I know, so cliché.
And I’m totally aware that I need to write all about my trip to L.A. It was a trip filled with incredible memories. But since this visit is linked to many things I still can’t talk about, I want to share what I’ve learned instead. Here’s the first thing. NO MATTER what happens from this day forward, this has been a journey of a lifetime.
I mean, I was in Hollywood.
Two days before my trip, I made a conscious effort to take the time and ground myself, focus on the reasons for this visit. The day before I left, I repacked my suitcase just like I repacked my frame of mind. I was going to be me. I was going to wear what I normally wore, present myself as the person that I am – A mother, a writer, an advocate of strong, independent women, a humble author (who hasn’t made any lists), trustworthy friend.
TRIPLE SHOCKER: I only brought ONE purse for the entire trip, didn’t change it for dinner, brought only ONE pair of sunglasses (ask those who know me), walked around Rodeo drive in a T-shirt (okay, I lie a little bit. A nice t-shirt).
And despite finding my ABSOLUTELY FAVORITE store from Paris right on Melrose Avenue and going a little crazy – the trip to L.A. was a deeply personal learning experience for me.
And then I ran a simple little test. As part of keeping up with social media, I had to post stuff about my trip. I waited. And waited. And waited. For “friends” to text me, send me a message. I’ve been waiting for months.
Oh yes, back to the lesson.
What I learned is that people can be genuine and kind without expecting anything in return. For the first time in my life, the tables were turned, and I didn’t know how to deal with it, really. When you’re constantly making an effort to fit into a world that is totally out of your element, it gets so exhausting. I’ve always been on the giving end, investing end, working end, keeping up end. And then, without anything at all, there were people that weekend who were sharing opportunities, new friends who were looking out for me, involving me, trusting me. And I didn’t have to try too hard, didn’t have to constantly keep up.

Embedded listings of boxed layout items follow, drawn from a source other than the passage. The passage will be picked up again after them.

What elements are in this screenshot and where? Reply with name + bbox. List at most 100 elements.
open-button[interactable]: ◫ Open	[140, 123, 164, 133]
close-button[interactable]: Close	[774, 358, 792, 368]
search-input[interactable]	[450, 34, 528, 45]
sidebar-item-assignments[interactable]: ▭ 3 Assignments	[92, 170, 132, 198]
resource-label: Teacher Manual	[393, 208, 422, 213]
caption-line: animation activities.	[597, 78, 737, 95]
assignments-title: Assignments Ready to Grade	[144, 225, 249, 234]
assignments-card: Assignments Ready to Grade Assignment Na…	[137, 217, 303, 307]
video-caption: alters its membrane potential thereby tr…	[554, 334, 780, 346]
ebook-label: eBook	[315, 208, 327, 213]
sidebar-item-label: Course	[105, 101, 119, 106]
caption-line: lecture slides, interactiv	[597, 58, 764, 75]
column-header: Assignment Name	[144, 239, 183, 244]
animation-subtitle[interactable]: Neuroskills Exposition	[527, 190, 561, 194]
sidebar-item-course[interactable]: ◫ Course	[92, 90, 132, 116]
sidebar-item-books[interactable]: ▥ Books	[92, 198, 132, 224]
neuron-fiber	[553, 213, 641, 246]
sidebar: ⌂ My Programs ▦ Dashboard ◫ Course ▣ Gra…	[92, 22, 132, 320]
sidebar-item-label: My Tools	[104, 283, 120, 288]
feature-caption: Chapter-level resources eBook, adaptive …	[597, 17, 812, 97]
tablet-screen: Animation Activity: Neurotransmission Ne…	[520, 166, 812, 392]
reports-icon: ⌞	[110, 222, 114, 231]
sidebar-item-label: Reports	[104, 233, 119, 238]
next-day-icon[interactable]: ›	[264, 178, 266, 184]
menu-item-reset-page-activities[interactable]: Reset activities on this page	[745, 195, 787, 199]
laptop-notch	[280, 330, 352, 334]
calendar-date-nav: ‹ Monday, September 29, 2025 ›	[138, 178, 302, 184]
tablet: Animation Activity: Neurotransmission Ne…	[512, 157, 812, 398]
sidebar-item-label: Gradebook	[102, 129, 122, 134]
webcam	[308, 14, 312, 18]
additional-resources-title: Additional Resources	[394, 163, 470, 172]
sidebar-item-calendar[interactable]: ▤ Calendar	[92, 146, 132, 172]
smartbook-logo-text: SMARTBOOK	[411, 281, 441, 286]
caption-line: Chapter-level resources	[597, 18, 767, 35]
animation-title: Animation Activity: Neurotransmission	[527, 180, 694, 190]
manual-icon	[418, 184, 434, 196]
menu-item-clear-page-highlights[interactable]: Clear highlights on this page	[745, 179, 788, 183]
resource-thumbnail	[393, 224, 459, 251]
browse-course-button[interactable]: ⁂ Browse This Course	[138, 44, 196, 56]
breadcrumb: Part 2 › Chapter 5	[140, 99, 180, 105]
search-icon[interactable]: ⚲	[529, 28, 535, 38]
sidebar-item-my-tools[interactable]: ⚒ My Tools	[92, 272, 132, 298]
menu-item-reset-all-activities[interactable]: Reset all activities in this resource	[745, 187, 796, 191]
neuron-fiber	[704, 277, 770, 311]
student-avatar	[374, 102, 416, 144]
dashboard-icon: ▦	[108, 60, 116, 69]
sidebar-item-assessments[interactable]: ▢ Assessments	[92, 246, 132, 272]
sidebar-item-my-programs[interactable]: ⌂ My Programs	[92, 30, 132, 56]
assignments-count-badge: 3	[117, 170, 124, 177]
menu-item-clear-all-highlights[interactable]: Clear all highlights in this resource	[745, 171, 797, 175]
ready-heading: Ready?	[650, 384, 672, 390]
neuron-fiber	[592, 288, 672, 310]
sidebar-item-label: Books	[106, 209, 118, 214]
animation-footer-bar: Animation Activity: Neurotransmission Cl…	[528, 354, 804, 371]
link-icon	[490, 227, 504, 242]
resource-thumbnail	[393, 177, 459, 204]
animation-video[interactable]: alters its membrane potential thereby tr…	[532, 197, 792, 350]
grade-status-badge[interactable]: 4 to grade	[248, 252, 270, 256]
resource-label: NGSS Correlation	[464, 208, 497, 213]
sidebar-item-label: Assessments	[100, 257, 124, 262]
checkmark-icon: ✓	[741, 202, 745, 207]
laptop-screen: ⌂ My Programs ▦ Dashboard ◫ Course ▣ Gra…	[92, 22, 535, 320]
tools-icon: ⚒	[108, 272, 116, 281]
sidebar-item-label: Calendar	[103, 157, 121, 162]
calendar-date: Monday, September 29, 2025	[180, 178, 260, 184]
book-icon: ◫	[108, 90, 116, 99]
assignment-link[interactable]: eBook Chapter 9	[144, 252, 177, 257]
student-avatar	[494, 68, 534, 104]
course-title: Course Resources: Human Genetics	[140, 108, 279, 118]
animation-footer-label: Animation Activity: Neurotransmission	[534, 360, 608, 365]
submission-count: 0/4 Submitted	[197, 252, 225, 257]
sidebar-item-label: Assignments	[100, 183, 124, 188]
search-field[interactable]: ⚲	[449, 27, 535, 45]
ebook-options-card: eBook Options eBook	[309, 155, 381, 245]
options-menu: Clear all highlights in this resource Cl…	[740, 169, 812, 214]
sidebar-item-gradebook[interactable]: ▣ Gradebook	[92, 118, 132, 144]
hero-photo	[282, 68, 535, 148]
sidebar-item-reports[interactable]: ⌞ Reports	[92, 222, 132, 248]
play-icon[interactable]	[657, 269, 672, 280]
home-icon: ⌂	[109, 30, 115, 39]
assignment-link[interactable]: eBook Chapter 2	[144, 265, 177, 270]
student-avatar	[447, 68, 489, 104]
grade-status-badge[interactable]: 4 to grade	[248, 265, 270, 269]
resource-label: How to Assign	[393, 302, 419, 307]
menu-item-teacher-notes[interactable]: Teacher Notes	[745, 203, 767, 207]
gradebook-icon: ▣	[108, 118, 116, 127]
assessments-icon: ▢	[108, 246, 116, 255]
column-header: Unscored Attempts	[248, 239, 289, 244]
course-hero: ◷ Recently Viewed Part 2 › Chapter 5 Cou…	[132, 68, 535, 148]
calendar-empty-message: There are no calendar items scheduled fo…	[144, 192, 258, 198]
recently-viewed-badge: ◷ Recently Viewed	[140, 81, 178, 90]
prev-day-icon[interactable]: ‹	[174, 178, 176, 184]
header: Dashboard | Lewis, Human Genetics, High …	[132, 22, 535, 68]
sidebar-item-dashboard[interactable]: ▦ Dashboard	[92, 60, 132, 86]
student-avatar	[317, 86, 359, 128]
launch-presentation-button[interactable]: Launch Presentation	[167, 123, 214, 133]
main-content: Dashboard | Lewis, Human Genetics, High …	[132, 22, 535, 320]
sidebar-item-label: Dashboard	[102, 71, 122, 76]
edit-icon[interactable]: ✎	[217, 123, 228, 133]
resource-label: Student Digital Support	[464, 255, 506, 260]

It’s different at work, you know. You do your job, you do it ten steps ahead of everyone else, and you get recognized. Rewarded. Respected. As a person, it does nothing to your self-worth. Your success is never really indicative of who you are as a person.
But your friends, those in your inner circle, they kind of do.
And that’s what life has taught me through this “back door” experience. That friendships and connections are born, not made, not forced. That you should gravitate towards those that enrich your life. It may be one single person. It may be five, or ten. It will never be a thousand. And that to me, after this trip, is super-duper okay.
And so to that person, to these people, to L.A. and the places we visited, the really cool experiences, I THANK YOU from the bottom of my heart. The doors you’ve opened up will never be taken for granted. And I will never forget.